O programa "Encontros Plurais", iniciativa da Escola Superior de Gestão e Contas do Tribunal de Contas do Município de São Paulo (TCMSP), encerrou sua temporada em 2020, na última sexta-feira (4/12), com chave-de-ouro: discutindo o destino da maior e mais importante cidade da América do Sul e os desafios da nova administração pós a definição das eleições municipais.

 

Foram convidados para o bate-papo a professora da EACH/USP e pesquisadora do CEM/USP, Ursula Peres, e o coordenador-geral do Programa Cidades Sustentáveis, integrante do Grupo de Trabalho da Sociedade Civil para Agenda 2030, membro do Conselho do Global Compact da Organização das Nações Unidas (ONU), do Conselho de Desenvolvimento Econômico e Social da Presidência da República (CDES), do Conselho do Instituto Ethos de Empresas e Responsabilidade Social e do Instituto Akatu pelo Consumo Consciente e da Atletas pelo Brasil, Jorge Abrahão.

 
 
Mediaram a abordagem dos caminhos possíveis para a cidade nos próximos quatro anos os apresentadores Florestan Fernandes Jr., jornalista, e Maurício/Xixo Piragino, diretor presidente da Escola Superior de Gestão e Contas.
 
 
O primeiro assunto pautado foi a exclusão social, que, segundo Florestan Fernandes Jr., tem impactado muito a vida do paulistano, já que há um aumento da população de rua. Dito isso, Florestan perguntou a Ursula como o prefeito Bruno Covas, reeleito em segundo turno, pode enfrentar essa questão. "Realmente não é um desafio simples, a gente sabe que, em boa parte, a solução desse tipo de questão depende do desempenho macroeconômico do país, ou seja, depende de políticas que não estão especificamente a cargo do município, mas o município tem muito que fazer na sua ação em políticas públicas, seja pelo lado das políticas tributárias, da forma como ele arrecada recursos pensando na questão da desigualdade da cidade, seja pela forma como ele utiliza esses recursos.
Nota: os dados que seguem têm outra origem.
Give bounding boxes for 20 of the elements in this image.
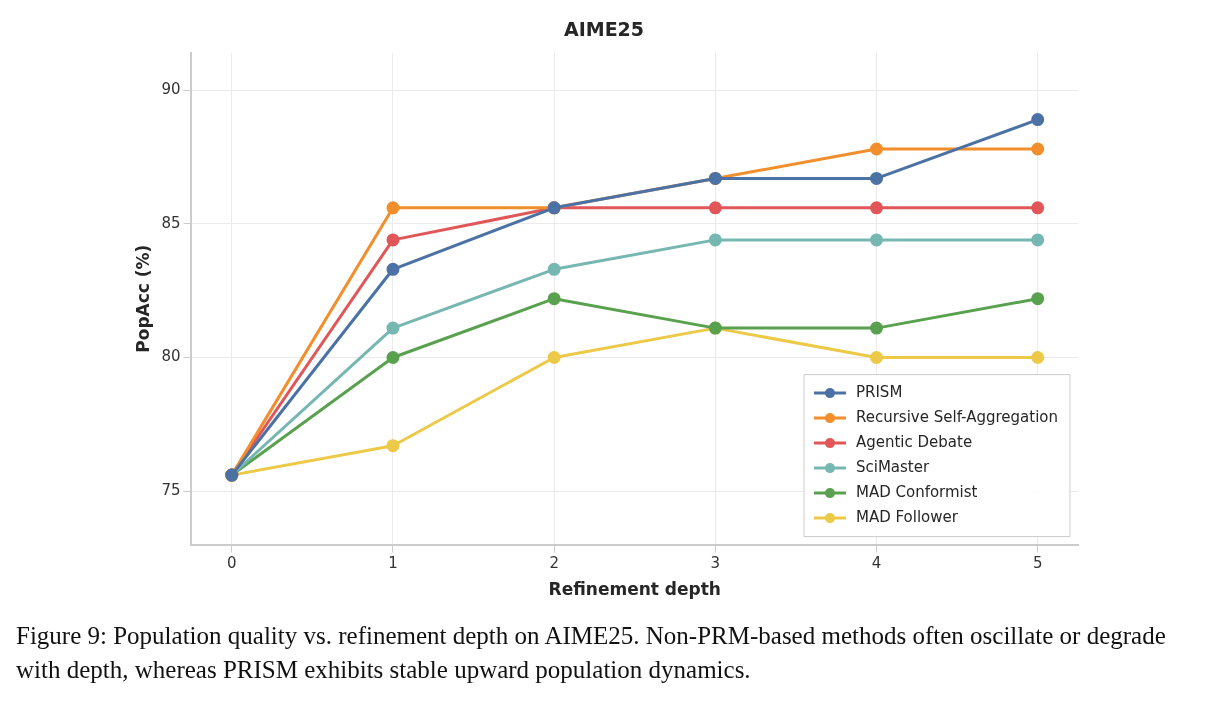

Então, tem uma série de políticas que o município já teve e que estão mais arrefecidas, como políticas de assistência social pensando em uma complementação de renda por parte do município, para além daquela que é feita pelo governo federal, que antigamente era o Bolsa Família e que nesse ano foi o auxílio emergencial; tem a possibilidade do município fazer uma complementação disso com acompanhamento das famílias a partir dos seus Centros de Referência da Assistência Social (CRAS), para acompanhar essa população de rua. Há outras ações como Operação Trabalho, que você pode ampliar em várias áreas vendo como trabalhar e inserir essas pessoas e, obviamente, tem uma parte da atuação, em um primeiro momento, que depende de ter um acolhimento adequado a essas pessoas. Hoje, as centrais de acolhida têm dificuldade de receber essas pessoas. [...] Também pensar operações a partir de microcrédito, que você financie e influencie a organização a empreender de pequenas cooperativas. De alguma forma a gente tem que contrabalancear esse ciclo negativo de atividade econômica até que a gente possa ter uma retomada mais forte. A cidade não pode ficar convivendo com essas pessoas na rua sem nenhum tipo de encaminhamento. Uma política tributária mais progressiva na cidade, além do que já foi pensado, por exemplo, no IPTU, pode ajudar a ter recursos necessários para dar conta dessas ações", pontuou Ursula.
 
 
"Eu diria que tenho concordância com os secretários que respondem que a desigualdade é o maior problema", ressaltou Jorge Abrahão. "A questão é quando nós chegamos na prática disso. A desigualdade é uma coisa que vem sendo construída no Brasil há muito tempo, eu falo no Brasil para chegar em São Paulo, evidentemente. O Brasil é um dos 10 países mais ricos do mundo, mas, por outro lado, ele é um dos 10 países mais desiguais do mundo. Então, é esse ponto que a gente tem que, de alguma maneira, enfrentar, pois soubemos construir, gerar riqueza como nação, mas somos incapazes de distribuir essa riqueza. Essa é uma questão fundamental e isso aterrissa nas cidades e na principal cidade do país, que é São Paulo. Nós temos que ter efetivamente um enfrentamento a isso e eu até penso que São Paulo, pelo papel que tem, poderia ser referência nessa questão do enfrentamento das desigualdades, porque o que é feito em São Paulo tem um olhar, ela influencia todas as cidades do Brasil, quem sabe até da América Latina. Esse é um problema que marca o Brasil e marca a região da América Latina também. Eu percebo que é um problema muito importante para enfrentarmos e que nós não vamos enfrentar de uma maneira trivial e usual. Temos que invertemos as prioridades da cidade, quer dizer, a política tem que ter a coragem de inverter as prioridades da cidade. [...] Eu colocaria que o desafio é investir nas regiões mais vulneráveis desproporcionalmente. Nós não devemos mais avançar priorizando recapeamento de asfalto da região central da cidade de São Paulo, isso não dá mais. Alguma camada da população vai ter que abrir mão de enfrentar alguns problemas para que a gente consiga resolver outros estruturantes. Eu só estou dando um exemplo, mas a inversão de prioridades, o orçamento maior nos espaços mais vulneráveis, eu acho que é um dos caminhos para enfrentarmos isso", completou Abrahão.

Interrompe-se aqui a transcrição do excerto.